Backing up the House: Why Backup isn’t Archive

When meeting with a data protection manager at a client site recently, they summed up the world of backup in a nutshell stating: “In the past I was told to backup the house, now they want me to know about everything in the house, how many paintings, rugs, chairs, etc. and be able to get them out at a moment’s notice.”

Backup was never designed to provide the level of detail about the data to support today’s data governance requirements. Clients use backup as an archive of their sensitive data, but yet it does not provide the knowledge needed to support legal, eDiscovery, compliance and regulatory needs. How are you going to support an eDiscovery request from a 10-year-old backup tape when you no longer have the backup software that created the tape?

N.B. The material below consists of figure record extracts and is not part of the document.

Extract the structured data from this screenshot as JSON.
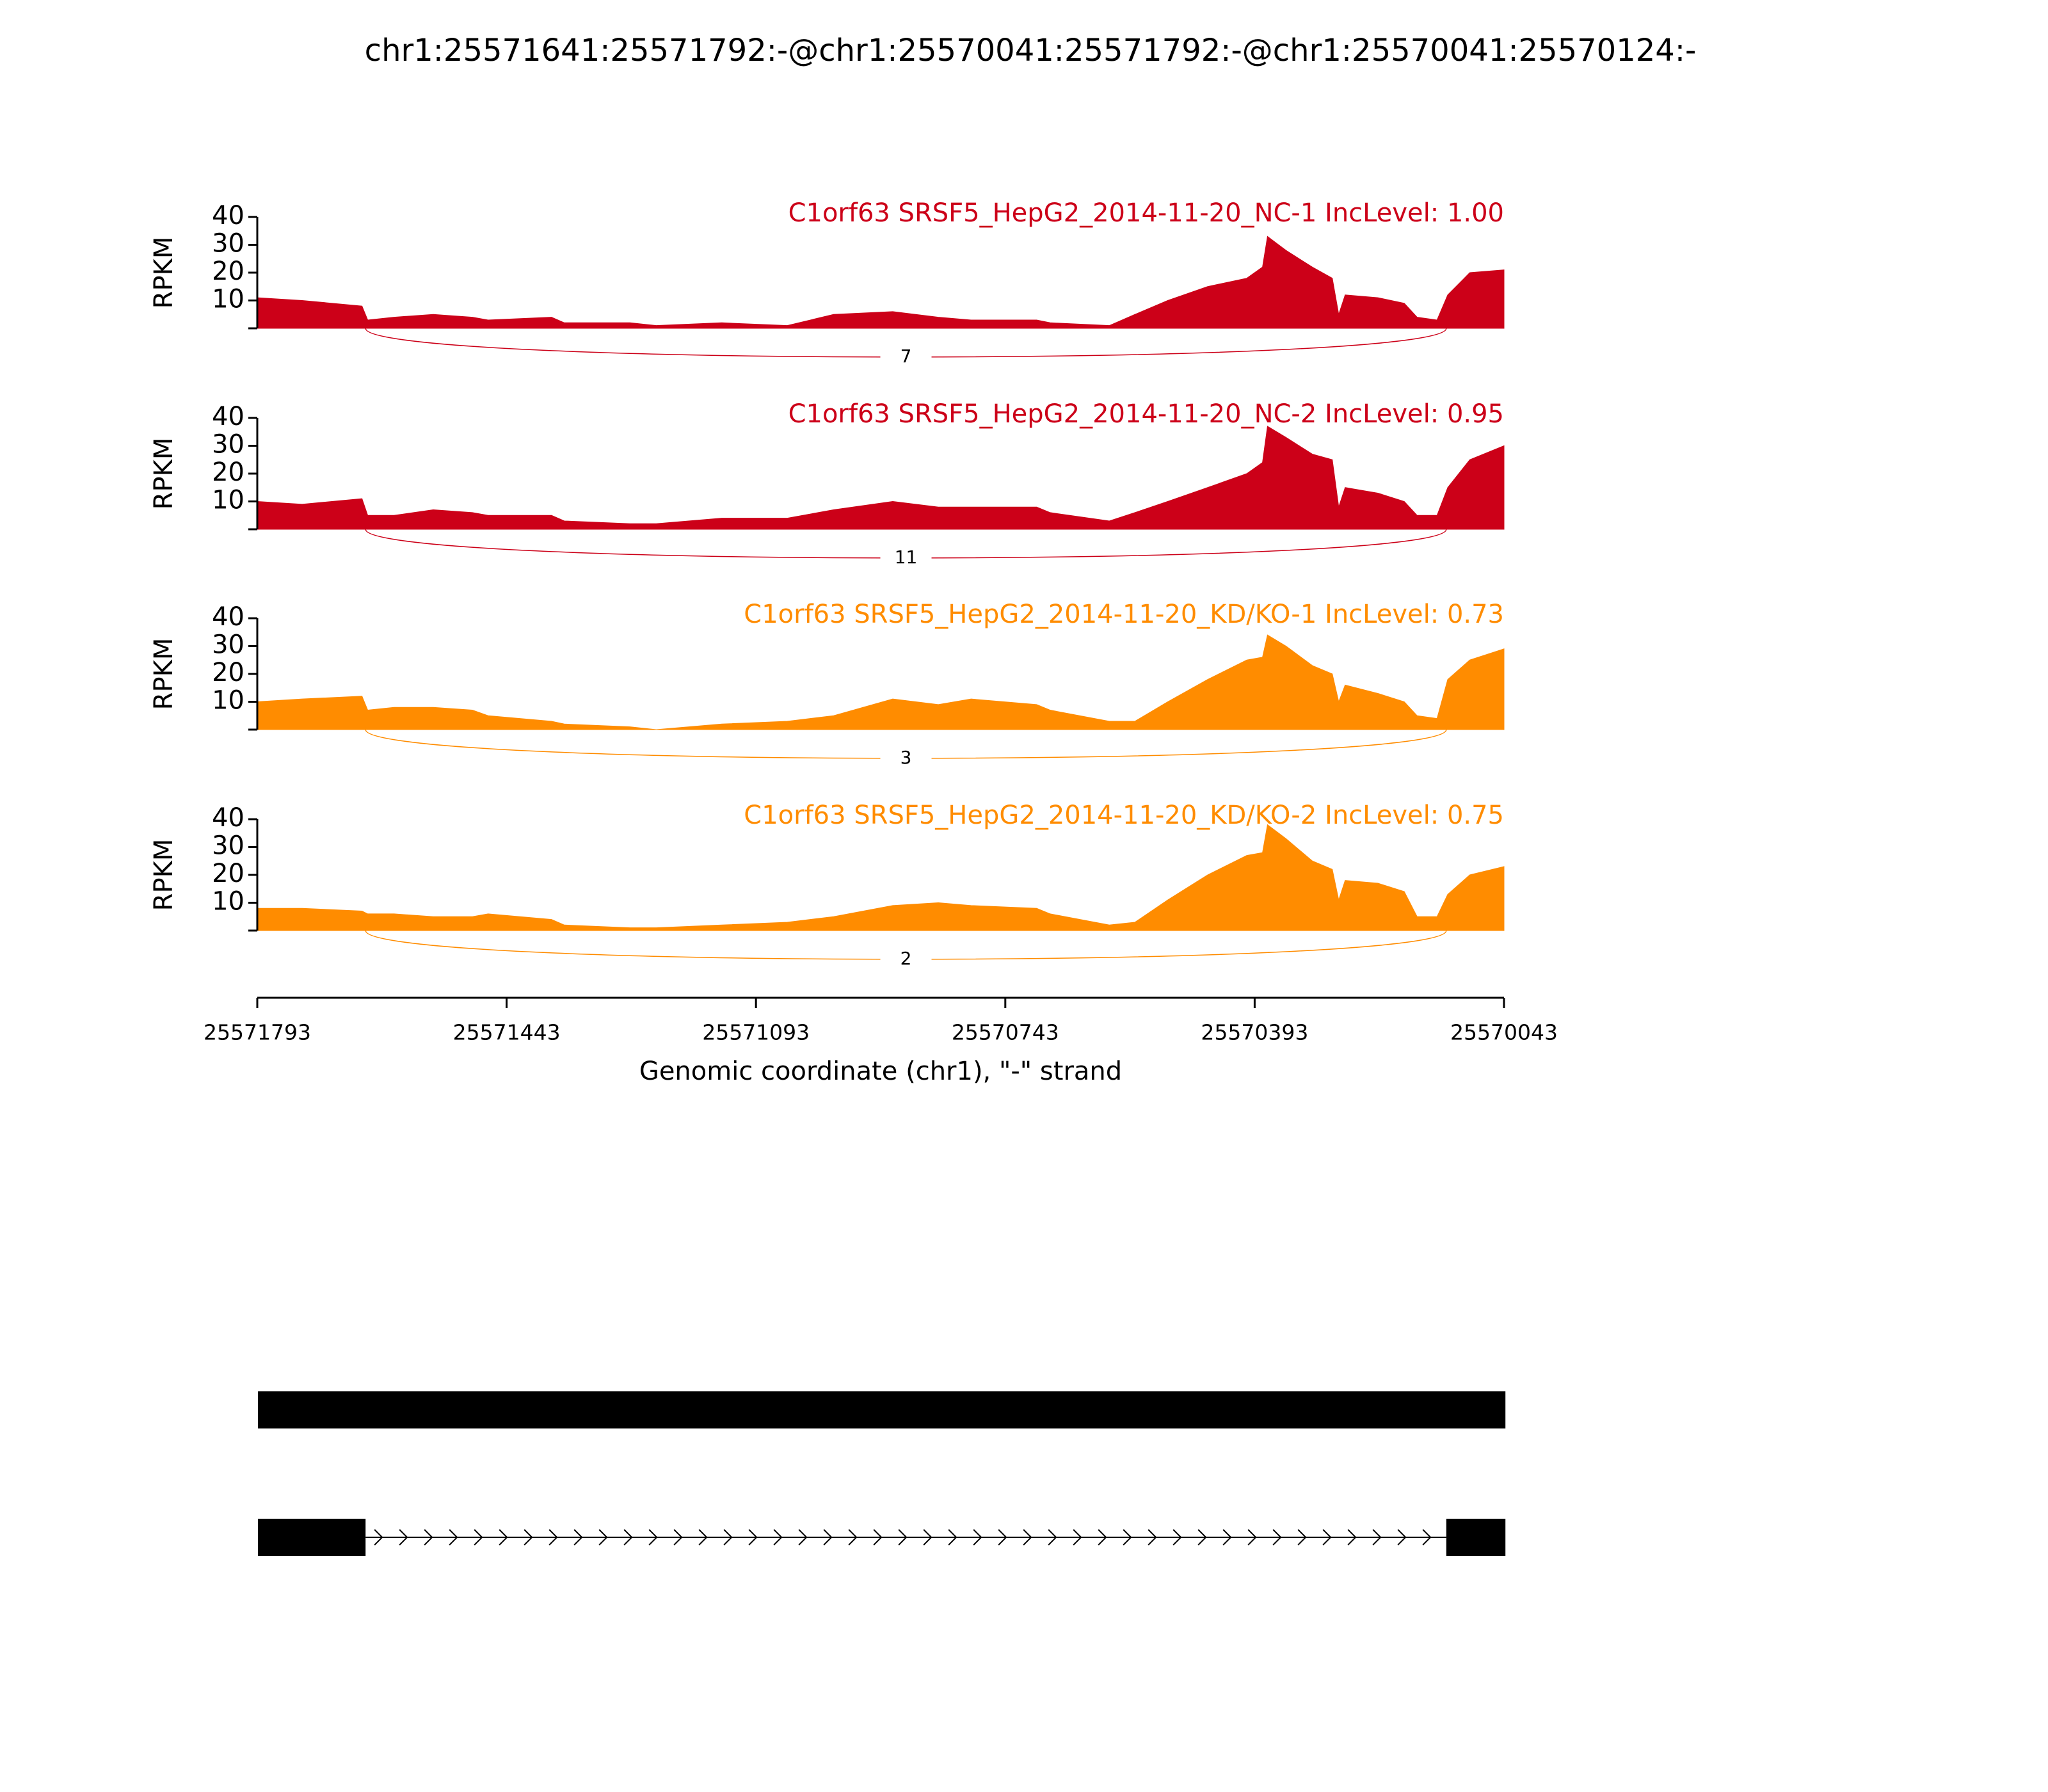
{
  "title": "chr1:25571641:25571792:-@chr1:25570041:25571792:-@chr1:25570041:25570124:-",
  "x_axis": {
    "label": "Genomic coordinate (chr1), \"-\" strand",
    "xlim": [
      25571793,
      25570043
    ],
    "xticks": [
      25571793,
      25571443,
      25571093,
      25570743,
      25570393,
      25570043
    ]
  },
  "chart_data": [
    {
      "type": "area",
      "title": "C1orf63 SRSF5_HepG2_2014-11-20_NC-1 IncLevel: 1.00",
      "ylabel": "RPKM",
      "color": "#cc0018",
      "ylim": [
        0,
        40
      ],
      "yticks": [
        10,
        20,
        30,
        40
      ],
      "x": [
        25571793,
        25571730,
        25571646,
        25571638,
        25571601,
        25571546,
        25571491,
        25571469,
        25571380,
        25571362,
        25571270,
        25571233,
        25571141,
        25571049,
        25570984,
        25570901,
        25570837,
        25570791,
        25570699,
        25570680,
        25570597,
        25570561,
        25570515,
        25570459,
        25570404,
        25570382,
        25570375,
        25570349,
        25570312,
        25570284,
        25570275,
        25570266,
        25570220,
        25570183,
        25570165,
        25570137,
        25570122,
        25570091,
        25570043
      ],
      "values": [
        11,
        10,
        8,
        3,
        4,
        5,
        4,
        3,
        4,
        2,
        2,
        1,
        2,
        1,
        5,
        6,
        4,
        3,
        3,
        2,
        1,
        5,
        10,
        15,
        18,
        22,
        33,
        28,
        22,
        18,
        5,
        12,
        11,
        9,
        4,
        3,
        12,
        20,
        21
      ],
      "junctions": [
        {
          "start": 25571641,
          "end": 25570124,
          "count": 7
        }
      ]
    },
    {
      "type": "area",
      "title": "C1orf63 SRSF5_HepG2_2014-11-20_NC-2 IncLevel: 0.95",
      "ylabel": "RPKM",
      "color": "#cc0018",
      "ylim": [
        0,
        40
      ],
      "yticks": [
        10,
        20,
        30,
        40
      ],
      "x": [
        25571793,
        25571730,
        25571646,
        25571638,
        25571601,
        25571546,
        25571491,
        25571469,
        25571380,
        25571362,
        25571270,
        25571233,
        25571141,
        25571049,
        25570984,
        25570901,
        25570837,
        25570791,
        25570699,
        25570680,
        25570597,
        25570561,
        25570515,
        25570459,
        25570404,
        25570382,
        25570375,
        25570349,
        25570312,
        25570284,
        25570275,
        25570266,
        25570220,
        25570183,
        25570165,
        25570137,
        25570122,
        25570091,
        25570043
      ],
      "values": [
        10,
        9,
        11,
        5,
        5,
        7,
        6,
        5,
        5,
        3,
        2,
        2,
        4,
        4,
        7,
        10,
        8,
        8,
        8,
        6,
        3,
        6,
        10,
        15,
        20,
        24,
        37,
        33,
        27,
        25,
        8,
        15,
        13,
        10,
        5,
        5,
        15,
        25,
        30
      ],
      "junctions": [
        {
          "start": 25571641,
          "end": 25570124,
          "count": 11
        }
      ]
    },
    {
      "type": "area",
      "title": "C1orf63 SRSF5_HepG2_2014-11-20_KD/KO-1 IncLevel: 0.73",
      "ylabel": "RPKM",
      "color": "#ff8c00",
      "ylim": [
        0,
        40
      ],
      "yticks": [
        10,
        20,
        30,
        40
      ],
      "x": [
        25571793,
        25571730,
        25571646,
        25571638,
        25571601,
        25571546,
        25571491,
        25571469,
        25571380,
        25571362,
        25571270,
        25571233,
        25571141,
        25571049,
        25570984,
        25570901,
        25570837,
        25570791,
        25570699,
        25570680,
        25570597,
        25570561,
        25570515,
        25570459,
        25570404,
        25570382,
        25570375,
        25570349,
        25570312,
        25570284,
        25570275,
        25570266,
        25570220,
        25570183,
        25570165,
        25570137,
        25570122,
        25570091,
        25570043
      ],
      "values": [
        10,
        11,
        12,
        7,
        8,
        8,
        7,
        5,
        3,
        2,
        1,
        0,
        2,
        3,
        5,
        11,
        9,
        11,
        9,
        7,
        3,
        3,
        10,
        18,
        25,
        26,
        34,
        30,
        23,
        20,
        10,
        16,
        13,
        10,
        5,
        4,
        18,
        25,
        29
      ],
      "junctions": [
        {
          "start": 25571641,
          "end": 25570124,
          "count": 3
        }
      ]
    },
    {
      "type": "area",
      "title": "C1orf63 SRSF5_HepG2_2014-11-20_KD/KO-2 IncLevel: 0.75",
      "ylabel": "RPKM",
      "color": "#ff8c00",
      "ylim": [
        0,
        40
      ],
      "yticks": [
        10,
        20,
        30,
        40
      ],
      "x": [
        25571793,
        25571730,
        25571646,
        25571638,
        25571601,
        25571546,
        25571491,
        25571469,
        25571380,
        25571362,
        25571270,
        25571233,
        25571141,
        25571049,
        25570984,
        25570901,
        25570837,
        25570791,
        25570699,
        25570680,
        25570597,
        25570561,
        25570515,
        25570459,
        25570404,
        25570382,
        25570375,
        25570349,
        25570312,
        25570284,
        25570275,
        25570266,
        25570220,
        25570183,
        25570165,
        25570137,
        25570122,
        25570091,
        25570043
      ],
      "values": [
        8,
        8,
        7,
        6,
        6,
        5,
        5,
        6,
        4,
        2,
        1,
        1,
        2,
        3,
        5,
        9,
        10,
        9,
        8,
        6,
        2,
        3,
        11,
        20,
        27,
        28,
        38,
        33,
        25,
        22,
        11,
        18,
        17,
        14,
        5,
        5,
        13,
        20,
        23
      ],
      "junctions": [
        {
          "start": 25571641,
          "end": 25570124,
          "count": 2
        }
      ]
    }
  ],
  "gene_model": {
    "color": "#000000",
    "transcripts": [
      {
        "exons": [
          [
            25570041,
            25571792
          ]
        ]
      },
      {
        "exons": [
          [
            25571641,
            25571792
          ],
          [
            25570041,
            25570124
          ]
        ]
      }
    ]
  }
}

Backup is not archive – but it could be. Backup captures all enterprise data, user files, email, archives and etc. If it exists, backup knows about it. However, as my friend the data protection manager stated, there is no way to know what is contained in backup. Sure you have a catalog, but finding specific emails from a user is not an easy task. Additionally, as the backup data ages it becomes more and more complex to know what you have and get it back from tape or disk.

Extracting knowledge of what is in backup is the first step in leveraging this data for archiving; knowledge well beyond the backup catalog, such as detailed metadata of documents, and spreadsheets, presentations. Beyond metadata, certain data governance requirements require knowledge of content, including keyword search of email and files to find sensitive content.

Security and compliance also requires finding content based on patterns such as PII and PHI. Without this level of knowledge users backup the whole “house” and it becomes an assumptive archive once its disaster recovery role is complete. This results in a “save everything” strategy, which is not a smart or economical governance strategy.

The second step to leveraging backup for archiving is access to information from the proprietary backup formats. Restoring backup data from last week’s tapes or disk images is not very complex, however, finding a specific users mailbox, containing specific keywords is impossible.

So when legal calls and says to find all email related to a specific client, or set of keywords, the backup manager is forced to restore full backups just to find a small set of content. As the backup data ages it becomes even more complex. Companies change backup software, or transition to new backup strategies. Over time getting access to this legacy backup data is very time consuming and expensive, if not impossible.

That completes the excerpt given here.